Beyond the world’s worst proliferation trouble spots, the International Atomic Energy Agency is primarily responsible for nuclear safeguards, which provide assurances that a country’s nuclear materials are employed in peaceful uses. Ian J. Stewart and Noah Mayhew describe the Agency’s dilemma of supporting an expanding safeguards burden with a relatively static budget. They examine three possible responses: expanding the budget, finding efficiencies in safeguards practices, and adopting new technologies.

So far, South Africa is the sole country to dismantle all of its nuclear weapons and accede to the 1968 Treaty on the Non-Proliferation of Nuclear Weapons (NPT). Robin Möser presents a new account of its decision to accede that shows it to have been fundamentally separate from disarmament itself, and far more challenging to achieve in the maze of domestic politics in the last years of apartheid. Through interviews with former officials and previously untapped primary sources, Möser describes how the F.W. de Klerk government overcame these obstacles by enlisting the world’s major powers in a campaign of encouraging NPT accessions across the southern African region. The success of this strategy laid the groundwork for the establishment of the African Nuclear-Weapon-Free Zone.

Emmanuelle Maitre and Pauline Lévy analyze Austria’s rise to leadership in the diplomacy of disarmament, including a crucial role leading up to the negotiation of the 2017 Treaty on the Prohibition of Nuclear Weapons (TPNW). Their study emphasizes Austria’s particular confluence of Cold War neutrality, broadly based antinuclear sentiment, and commitment to humanitarian principles. This combination of factors allowed a core group of highly motivated Austrian diplomats with experience in the conventional disarmament sphere to build support within the government for a new activism on nuclear disarmament.

In the realm of chemical weapons, Stefano Costanzi and Gregory D. Koblentz examine two proposals submitted to the Organisation for the Prohibition of Chemical Weapons (OPCW) to add so-called Novichok nerve agents to the 1993 Chemical Weapons Convention’s list of banned chemicals. Their recommendation—that OPCW member states adopt both a modified Russian proposal and a proposal from the United States, Canada, and the Netherlands—was agreed upon at the OPCW conference in November 2019.

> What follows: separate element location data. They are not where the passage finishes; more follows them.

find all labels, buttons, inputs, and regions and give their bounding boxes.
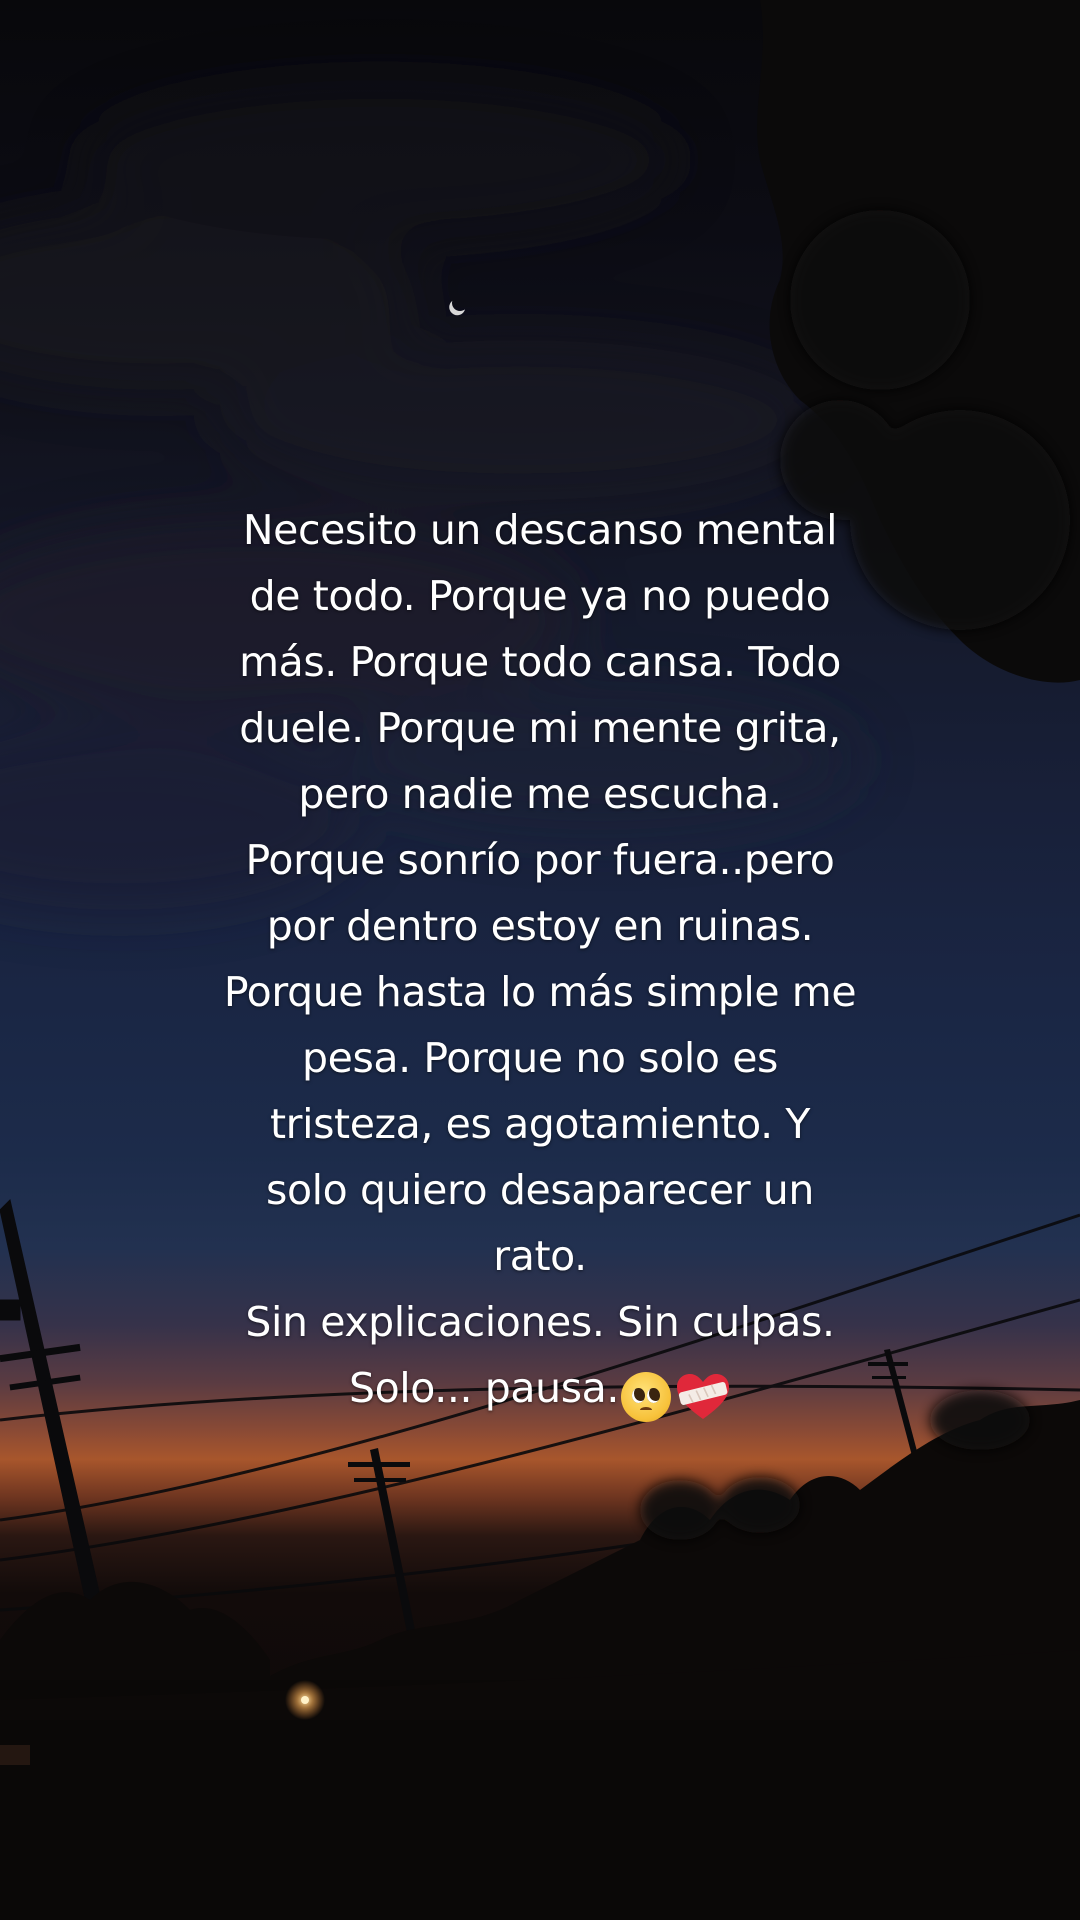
utility-pole-left	[0, 1199, 111, 1649]
mending-heart-icon	[677, 1374, 730, 1419]
quote-text: Necesito un descanso mental de todo. Por…	[190, 497, 890, 1427]
utility-pole-center	[348, 1448, 418, 1647]
background-photo: Necesito un descanso mental de todo. Por…	[0, 0, 1080, 1920]
pleading-face-icon	[621, 1372, 672, 1422]
emoji-row	[621, 1361, 731, 1427]
quote-body: Necesito un descanso mental de todo. Por…	[223, 506, 857, 1412]
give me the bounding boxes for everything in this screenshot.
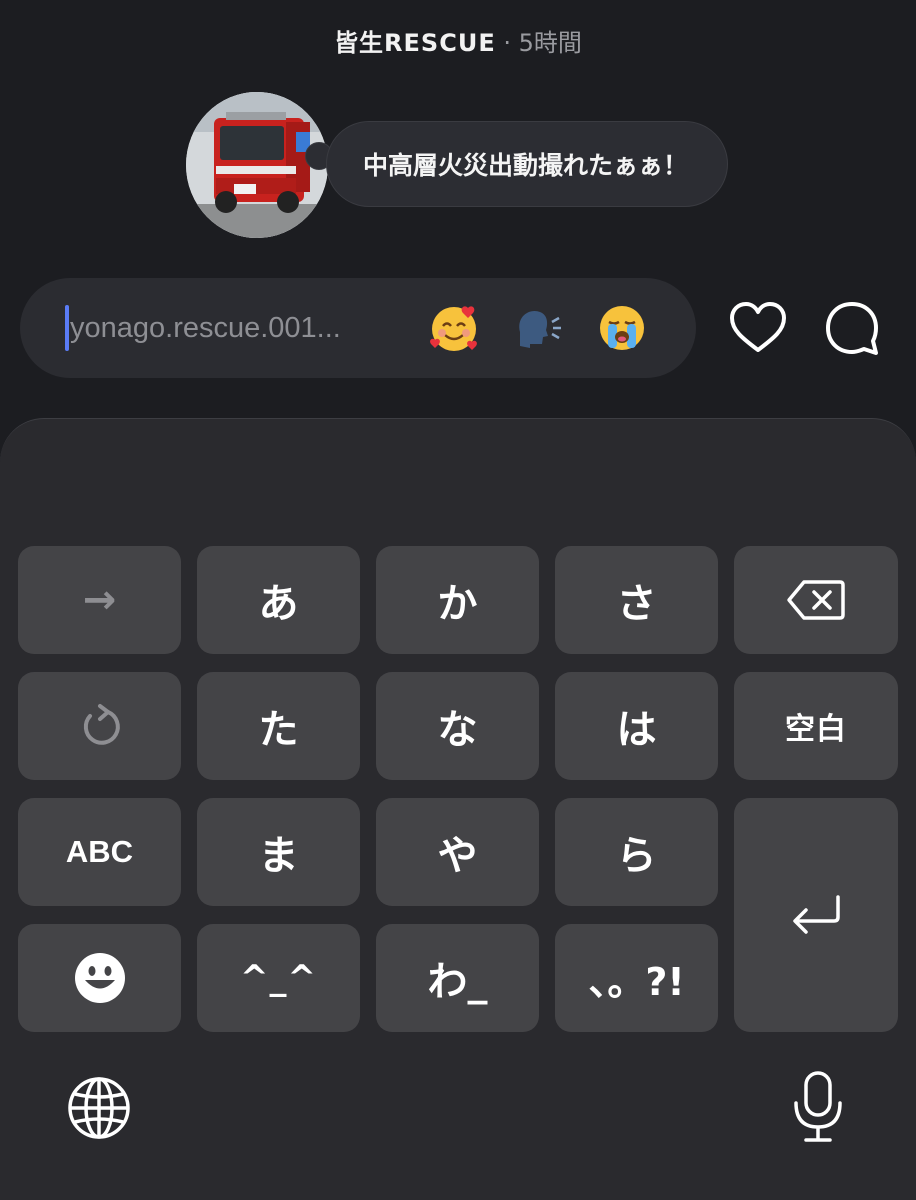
story-header: 皆生RESCUE · 5時間 [0,26,916,60]
key-sa[interactable]: さ [555,546,718,654]
speaking-head-emoji[interactable] [512,302,564,354]
story-username[interactable]: 皆生RESCUE [334,29,496,57]
reply-input-placeholder[interactable]: yonago.rescue.001... [70,306,341,350]
loudly-crying-face-emoji[interactable] [596,302,648,354]
globe-icon[interactable] [66,1075,132,1141]
heart-icon[interactable] [728,300,788,356]
key-na[interactable]: な [376,672,539,780]
key-ra[interactable]: ら [555,798,718,906]
key-a[interactable]: あ [197,546,360,654]
delete-key[interactable] [734,546,898,654]
story-time-ago: 5時間 [518,29,582,57]
reply-input-bar[interactable]: yonago.rescue.001... [20,278,696,378]
undo-key[interactable] [18,672,181,780]
key-ma[interactable]: ま [197,798,360,906]
delete-icon [787,580,845,620]
story-avatar[interactable] [186,92,328,238]
comment-icon[interactable] [822,298,882,358]
fire-truck-photo [186,92,328,238]
story-note-text: 中高層火災出動撮れたぁぁ！ [363,151,689,180]
key-ya[interactable]: や [376,798,539,906]
key-wa[interactable]: わ_ [376,924,539,1032]
story-reply-screen: 皆生RESCUE · 5時間 中高層火災出動撮れたぁぁ！ yonago.resc… [0,0,916,1200]
smiling-face-icon [74,953,125,1003]
smiling-face-with-hearts-emoji[interactable] [428,302,480,354]
key-ha[interactable]: は [555,672,718,780]
key-ta[interactable]: た [197,672,360,780]
text-caret [65,305,69,351]
return-icon [793,895,840,934]
key-ka[interactable]: か [376,546,539,654]
next-candidate-key[interactable]: → [18,546,181,654]
undo-icon [83,704,120,745]
japanese-flick-keyboard: → あ か さ た な は 空白 ABC ま や ら ^_^ わ_ 、。?! [0,418,916,1200]
story-note-bubble: 中高層火災出動撮れたぁぁ！ [326,121,728,207]
abc-key[interactable]: ABC [18,798,181,906]
header-separator: · [503,29,511,57]
emoji-key[interactable] [18,924,181,1032]
key-punctuation[interactable]: 、。?! [555,924,718,1032]
space-key[interactable]: 空白 [734,672,898,780]
return-key[interactable] [734,798,898,1032]
key-face-marks[interactable]: ^_^ [197,924,360,1032]
microphone-icon[interactable] [790,1069,846,1145]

In a separate article, Gregory D. Koblentz considers the next phase of investigations into the uses of chemical weapons in Syria: moving from identifying their use to attributing them to specific actors. Koblentz reviews what is known about the nine attacks to be investigated by the OPCW’s newly formed Investigation and Identification Team, and calls for moving beyond attribution to accountability for the perpetrators.

In Correspondence, David M. Allison and Stephen Herzog provide a thoughtful critique of “Gas, power, and norms: competing logics for the declining use of chemical warfare,” by Damir Kovačević, Afrimadona, and Martin Claar (Vol. 29, No. 3–4). Emphasizing the limited utility of chemical weapons on the traditional battlefield, Allison and Herzog propose a sharp delineation between their uses in interstate wars, which have become scarce, and their uses in civil wars, which occur more often.

This issue contains three book reviews. Andrew Futter reviews Cross-Domain Deterrence: Strategy in an Era of Complexity, edited by Erik Gartzke and Jon R. Lindsay. James Wirtz reviews China and Global Nuclear Order, by Nicola Horsburgh (Leveringhaus). Martin Pfeiffer reviews Armageddon Insurance: Civil Defense in the United States and Soviet Union, 1945–1991, by Edward Geist.

Finally, Director of the James Martin Center for Nonproliferation Studies William Potter offers a fond remembrance of his friend and colleague Ambassador Roland Timerbaev, who passed away in August 2019.

— Joshua H. Pollack, Editor
Rhianna Tyson Kreger, Managing Editor

The NPR is the world’s only peer-reviewed journal concerned with the causes, consequences, and control of the spread of nuclear, chemical, and biological weapons. It features case studies, theoretical analyses, historical studies, reports, viewpoints, and book reviews on such issues as state-run weapons programs, treaties and export controls, safeguards, verification and compliance, disarmament, terrorism, and the economic and environmental effects of weapons proliferation.